Merindad

The merindad is a type of Spanish jurisdiction , inherited the Moyen-âge, and particularly established in Navarre and Old woman-Castille. The term appears with the Xe century at the time of the organization of the county of Castille by Ferdinand González de Castille. Merindades are described in the " Becerro de Behetrías" under the reign of Pierre Ier de Castille. The original cradle of Castille still bears the name of the Merindades of the province of Burgos.

The merindad, a territory

With the Middle Ages, the merindad indicates before a whole territory, a district located around a city or of an important borough, enjoying the statute of villa . This territory (more or less vast, according to the cases), in addition to the city-center, gathered arable lands, wood, but also of the villages ( aldeas , which could be simple hamlets), which profited from a statute lower than that of the villa , their inhabitants not having the same rights as those of the villa , which bore the name of vecinos . It returned in the city-center to direct and defend the interests of the merindad.

The Navarre, for example, was divided into six merindades : Pampelune, Sangüesa, Olite, Tafalla, Tudela, and Saint-Jean-Foot-of-Port (the latter having been detached at the time of the annexation of the Navarre by the Castille in 1512). They always exist as historical territorial divisions, replaced out of legal matter by the districts ( partidos judiciales in Spanish).

The merindad, an administrative and legal jurisdiction

To the territory of the merindad corresponds a clean jurisdiction, of type administrative and legal. This jurisdiction was directed by a merino , also called merino menor , kind of judge to which corresponded primarily the legal authority, but which could intervene in other fields. Its function was also called merindad .

The merino menor was named by the merino mayor , was chosen and named by the king, and who had administrative and legal capacities much wider. The territory of its jurisdiction was more or less vast, according to the number and the size of the merindades which composed it.
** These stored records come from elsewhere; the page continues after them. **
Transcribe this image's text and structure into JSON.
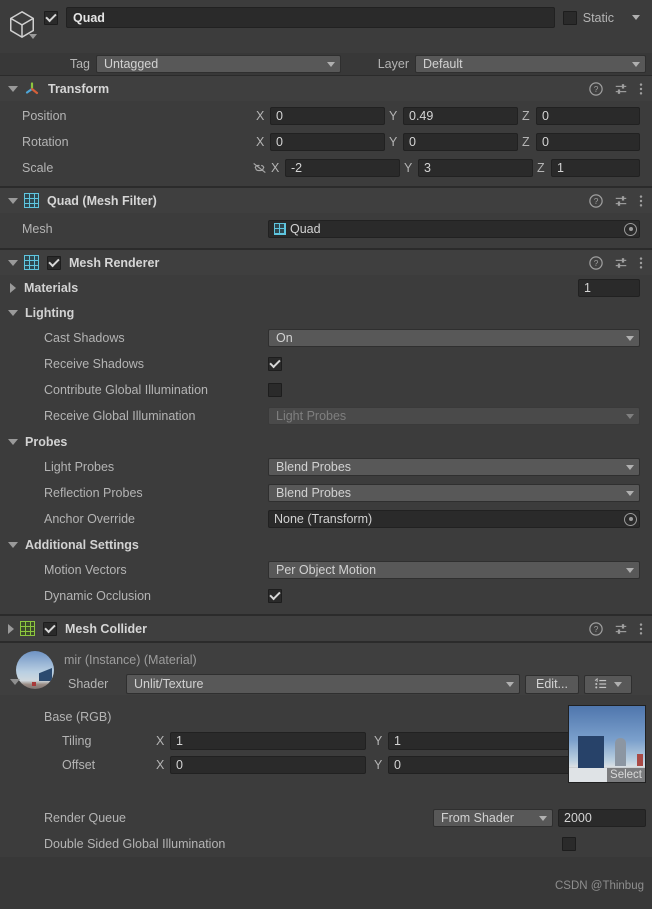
{
  "gameobject": {
    "icon": "cube-icon",
    "enabled": true,
    "name": "Quad",
    "static_label": "Static",
    "static_checked": false,
    "tag_label": "Tag",
    "tag_value": "Untagged",
    "layer_label": "Layer",
    "layer_value": "Default"
  },
  "transform": {
    "title": "Transform",
    "icon": "transform-gizmo-icon",
    "expanded": true,
    "rows": [
      {
        "label": "Position",
        "x": "0",
        "y": "0.49",
        "z": "0"
      },
      {
        "label": "Rotation",
        "x": "0",
        "y": "0",
        "z": "0"
      },
      {
        "label": "Scale",
        "x": "-2",
        "y": "3",
        "z": "1"
      }
    ],
    "axis_x": "X",
    "axis_y": "Y",
    "axis_z": "Z",
    "scale_constrain_icon": "link-off-icon"
  },
  "mesh_filter": {
    "title": "Quad (Mesh Filter)",
    "icon": "mesh-filter-grid-icon",
    "expanded": true,
    "mesh_label": "Mesh",
    "mesh_value": "Quad"
  },
  "mesh_renderer": {
    "title": "Mesh Renderer",
    "icon": "mesh-renderer-grid-icon",
    "expanded": true,
    "enabled": true,
    "materials": {
      "label": "Materials",
      "count": "1",
      "expanded": false
    },
    "lighting": {
      "label": "Lighting",
      "cast_shadows": {
        "label": "Cast Shadows",
        "value": "On"
      },
      "receive_shadows": {
        "label": "Receive Shadows",
        "checked": true
      },
      "contribute_gi": {
        "label": "Contribute Global Illumination",
        "checked": false
      },
      "receive_gi": {
        "label": "Receive Global Illumination",
        "value": "Light Probes",
        "disabled": true
      }
    },
    "probes": {
      "label": "Probes",
      "light_probes": {
        "label": "Light Probes",
        "value": "Blend Probes"
      },
      "reflection_probes": {
        "label": "Reflection Probes",
        "value": "Blend Probes"
      },
      "anchor_override": {
        "label": "Anchor Override",
        "value": "None (Transform)"
      }
    },
    "additional": {
      "label": "Additional Settings",
      "motion_vectors": {
        "label": "Motion Vectors",
        "value": "Per Object Motion"
      },
      "dynamic_occlusion": {
        "label": "Dynamic Occlusion",
        "checked": true
      }
    }
  },
  "mesh_collider": {
    "title": "Mesh Collider",
    "icon": "mesh-collider-grid-icon",
    "expanded": false,
    "enabled": true
  },
  "material": {
    "title": "mir (Instance) (Material)",
    "preview_icon": "material-sphere-preview",
    "shader_label": "Shader",
    "shader_value": "Unlit/Texture",
    "edit_label": "Edit...",
    "preset_icon": "preset-list-icon",
    "base_label": "Base (RGB)",
    "tiling": {
      "label": "Tiling",
      "x": "1",
      "y": "1"
    },
    "offset": {
      "label": "Offset",
      "x": "0",
      "y": "0"
    },
    "axis_x": "X",
    "axis_y": "Y",
    "texture_select_label": "Select",
    "render_queue": {
      "label": "Render Queue",
      "mode": "From Shader",
      "value": "2000"
    },
    "double_sided_gi": {
      "label": "Double Sided Global Illumination",
      "checked": false
    }
  },
  "header_icons": {
    "help": "help-icon",
    "preset": "preset-icon",
    "menu": "kebab-menu-icon"
  },
  "watermark": "CSDN @Thinbug",
  "colors": {
    "background": "#383838",
    "panel": "#3c3c3c",
    "field": "#2a2a2a",
    "dropdown": "#585858",
    "mesh_filter_icon": "#5fc6e0",
    "collider_icon": "#8cc63f"
  }
}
Some exerted their authority on only one province, it is often the case in the north of the peninsula where territorial parcelling out and the diversity of the right, two characteristics inherited the long centuries of the Early middle ages during which the royal authority had evil to contain the centrifugal forces exerted by the aristocracy, and even clergy. In the grounds reconquered as from the 11th century, the Castilian kings and léonais could organize more with their suitability the new territories, and thus tried to operate a legal unification on these spaces lately attached to their crown. The merino mayores exert then often on the totality of a kingdom: Tolède, Murcie, Seville, etc

The noble ones and the clergy escaped their influence of course, because they enjoyed exclusive legal statuses, in spite of the attempts of the king Alphonse X to subject them in a certain manner to common justice. The king exerted nevertheless his judicial power on all, and the most litigious cases arrived to the court, where the monarch judged in last spring, and this, for all, noble, clerks…

The juridico-territorial configuration of the merindad forms part of the medieval Iberian legal system, which did not know the most succeeded forms of feudality, though this question animates the specialists since glosses. At all events, the merindad seems to have to be regarded more as a jurisdiction registered in a legal framework clearly dominated by the royalty, and escaping the influence seigneuriale, and this, to differing degree, according to the times and the areas.